Banksy moves Dismaland to Calais ‘to shelter refugees’
The controversial exhibition, which generated £20 million for the Weston-super-Mare economy in southwest England, shut its doors for the last time on Sunday after five weeks.
The dismantling process is expected to take up to three weeks. However, its creator Banksy has said Dismaland will be relocated to Calais.
A post published on the Dismaland website on Sunday reads: “Coming soon… Dismaland Calais.”
“All the timber and fixtures from Dismaland are being sent to the ‘jungle’ refugee camp near Calais to build shelters,” it adds.
The post included an edited picture of what Dismaland Calais ought to look like, showing a refugee camp superimposed with the “fairytale” castle.
“No online tickets will be available,” the announcement warns.
'timber & fixtures from Dismaland are being sent to refugee camp near Calais. No online tickets will be available' https://t.co/D0fooePnnp— TomThorogood (@TomThorogood) September 27, 2015
The park, which originally opened on August 22 in Weston-super-Mare, attracted over 150,000 visitors during its five-week run.
Banksy described it as an “art show for the 99 percent who’d rather be at Alton Towers.”
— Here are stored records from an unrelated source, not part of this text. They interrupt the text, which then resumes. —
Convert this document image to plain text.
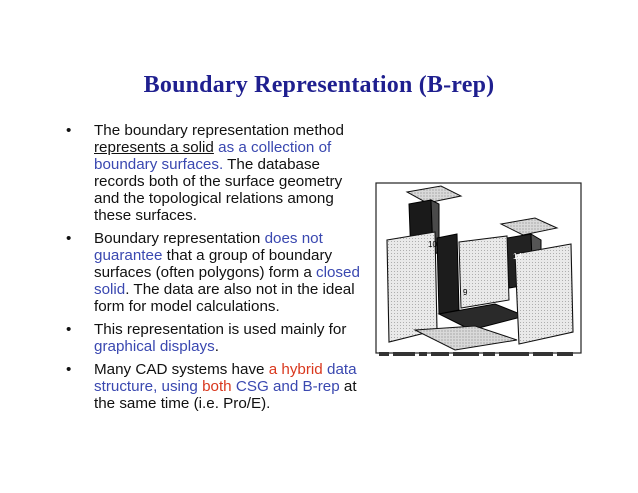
Boundary Representation (B-rep)
• The boundary representation method represents a solid as a collection of boundary surfaces. The database records both of the surface geometry and the topological relations among these surfaces.
• Boundary representation does not guarantee that a group of boundary surfaces (often polygons) form a closed solid. The data are also not in the ideal form for model calculations.
• This representation is used mainly for graphical displays.
• Many CAD systems have a hybrid data structure, using both CSG and B-rep at the same time (i.e. Pro/E).
10
14
9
Visit Somerset chief executive John Turner described Dismaland as a “global phenomenon of major importance for the region.”
“The Banksy effect as brought into the town a worldwide audience which I never experienced even with the tragic pier fire, which also gave full media presence,” he said.
Among the park’s exhibits was an English Punch and Judy show, warped with a sinister twist referencing pedophile Jimmy Savile, and a pond of migrant-filled boats.
Poignant, then, that Banksy should choose to aid refugees suffering in Calais camps.
Nearly 5,000 people displaced from Africa and the Middle East are believed to be camped in and around Calais.
Many of the refugees, who are living in dangerous and insanitary conditions, have repeatedly tried to cross into Britain. Some have died making the attempt.